New Zealand dairy giant Fonterra has raised its full-year earnings guidance to 50–65 NZ cents per share, up from the earlier 45–65 NZ cents, reflecting improved global commodity prices, strong margins and disciplined cost control despite rising geopolitical uncertainties. The company reported a 3% increase in half-year profit to NZ$750 million for the six months ending January 31, driven by strong performance in high-value segments, with its ingredients business delivering an 11% return on capital and foodservice 12.6%, supported by robust protein demand and pricing.
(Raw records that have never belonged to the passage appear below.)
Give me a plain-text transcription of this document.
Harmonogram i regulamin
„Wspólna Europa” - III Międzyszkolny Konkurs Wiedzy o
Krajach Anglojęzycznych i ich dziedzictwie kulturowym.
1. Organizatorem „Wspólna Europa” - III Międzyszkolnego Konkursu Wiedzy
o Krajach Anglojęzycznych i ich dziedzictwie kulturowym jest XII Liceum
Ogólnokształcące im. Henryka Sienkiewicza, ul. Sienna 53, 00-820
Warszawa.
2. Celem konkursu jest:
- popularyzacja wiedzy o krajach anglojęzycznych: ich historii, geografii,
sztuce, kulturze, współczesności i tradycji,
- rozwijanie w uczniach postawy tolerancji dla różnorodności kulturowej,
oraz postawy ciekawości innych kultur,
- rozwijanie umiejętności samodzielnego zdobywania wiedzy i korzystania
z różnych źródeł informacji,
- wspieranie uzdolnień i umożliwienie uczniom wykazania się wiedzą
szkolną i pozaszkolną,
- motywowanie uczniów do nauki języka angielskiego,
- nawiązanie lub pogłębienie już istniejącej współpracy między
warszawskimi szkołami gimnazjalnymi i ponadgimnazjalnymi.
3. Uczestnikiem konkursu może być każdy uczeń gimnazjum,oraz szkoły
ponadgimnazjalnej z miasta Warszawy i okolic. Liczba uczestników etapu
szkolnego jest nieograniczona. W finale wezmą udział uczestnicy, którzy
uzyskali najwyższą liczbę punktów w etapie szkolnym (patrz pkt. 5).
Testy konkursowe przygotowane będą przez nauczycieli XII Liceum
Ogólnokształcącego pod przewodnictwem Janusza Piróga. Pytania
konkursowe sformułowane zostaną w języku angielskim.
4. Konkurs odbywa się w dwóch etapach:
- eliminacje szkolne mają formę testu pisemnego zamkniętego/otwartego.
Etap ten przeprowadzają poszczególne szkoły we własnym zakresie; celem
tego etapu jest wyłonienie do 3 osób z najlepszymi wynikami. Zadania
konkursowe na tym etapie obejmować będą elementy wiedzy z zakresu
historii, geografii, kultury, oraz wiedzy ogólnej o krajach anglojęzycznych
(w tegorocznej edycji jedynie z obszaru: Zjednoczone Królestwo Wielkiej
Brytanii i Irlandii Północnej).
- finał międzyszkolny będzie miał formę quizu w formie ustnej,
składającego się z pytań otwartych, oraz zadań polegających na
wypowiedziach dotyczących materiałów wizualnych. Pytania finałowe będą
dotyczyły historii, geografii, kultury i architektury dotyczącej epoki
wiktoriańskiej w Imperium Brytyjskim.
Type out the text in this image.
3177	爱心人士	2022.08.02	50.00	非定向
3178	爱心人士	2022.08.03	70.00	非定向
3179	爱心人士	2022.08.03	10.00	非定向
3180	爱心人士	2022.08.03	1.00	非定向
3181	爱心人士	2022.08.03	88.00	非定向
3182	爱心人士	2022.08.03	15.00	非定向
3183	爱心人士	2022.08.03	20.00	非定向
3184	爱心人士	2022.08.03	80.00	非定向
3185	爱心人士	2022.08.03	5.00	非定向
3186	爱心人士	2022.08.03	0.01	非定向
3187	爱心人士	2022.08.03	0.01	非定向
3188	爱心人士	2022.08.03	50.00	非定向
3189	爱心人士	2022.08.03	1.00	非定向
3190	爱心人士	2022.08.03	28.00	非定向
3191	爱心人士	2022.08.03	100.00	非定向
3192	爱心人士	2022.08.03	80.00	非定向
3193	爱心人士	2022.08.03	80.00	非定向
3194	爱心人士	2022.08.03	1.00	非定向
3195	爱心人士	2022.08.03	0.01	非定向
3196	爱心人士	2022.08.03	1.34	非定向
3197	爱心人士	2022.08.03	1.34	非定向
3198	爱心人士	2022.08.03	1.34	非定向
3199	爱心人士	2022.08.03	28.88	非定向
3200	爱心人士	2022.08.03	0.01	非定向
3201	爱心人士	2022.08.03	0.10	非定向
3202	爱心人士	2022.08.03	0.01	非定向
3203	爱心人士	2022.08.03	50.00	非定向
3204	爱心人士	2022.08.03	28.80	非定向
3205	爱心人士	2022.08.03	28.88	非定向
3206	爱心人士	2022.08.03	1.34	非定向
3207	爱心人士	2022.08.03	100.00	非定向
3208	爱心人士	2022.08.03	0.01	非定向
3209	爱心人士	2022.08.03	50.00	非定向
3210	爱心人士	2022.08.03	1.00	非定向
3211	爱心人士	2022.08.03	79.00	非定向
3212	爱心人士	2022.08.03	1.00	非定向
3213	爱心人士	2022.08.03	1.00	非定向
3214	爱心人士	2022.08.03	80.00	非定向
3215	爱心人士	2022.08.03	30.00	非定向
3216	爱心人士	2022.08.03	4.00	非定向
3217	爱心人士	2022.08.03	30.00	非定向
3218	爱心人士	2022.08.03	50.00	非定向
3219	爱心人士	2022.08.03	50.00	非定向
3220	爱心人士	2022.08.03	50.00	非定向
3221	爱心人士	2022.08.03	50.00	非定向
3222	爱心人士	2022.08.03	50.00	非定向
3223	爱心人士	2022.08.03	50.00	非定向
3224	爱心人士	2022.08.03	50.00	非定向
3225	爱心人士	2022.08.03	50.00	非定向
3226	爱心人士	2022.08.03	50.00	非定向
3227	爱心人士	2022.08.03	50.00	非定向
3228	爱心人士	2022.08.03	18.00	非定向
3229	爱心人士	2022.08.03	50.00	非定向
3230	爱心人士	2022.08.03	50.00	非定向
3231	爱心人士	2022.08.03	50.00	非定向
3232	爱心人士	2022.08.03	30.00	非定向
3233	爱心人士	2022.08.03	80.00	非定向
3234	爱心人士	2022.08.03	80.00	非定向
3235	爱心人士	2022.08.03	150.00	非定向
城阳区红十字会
Fonterra also strengthened farmer returns by raising its farmgate milk price forecast to NZ$9.40–NZ$10.00 per kgMS, signalling confidence in global dairy demand, while declaring an interim dividend of 24 NZ cents per share and a special dividend of 16 cents linked to its Mainland business. The cooperative highlighted that strong milk flows and operational efficiency have supported performance, even as adverse weather conditions posed challenges.
However, the company flagged the Middle East conflict as a key risk, warning it could disrupt supply chains, increase inventory levels and raise costs in the second half of the year, contributing to commodity price volatility. With a significant share of global dairy trade exposed to affected shipping routes, Fonterra remains cautious, positioning the region as a critical “watchpoint” for future performance.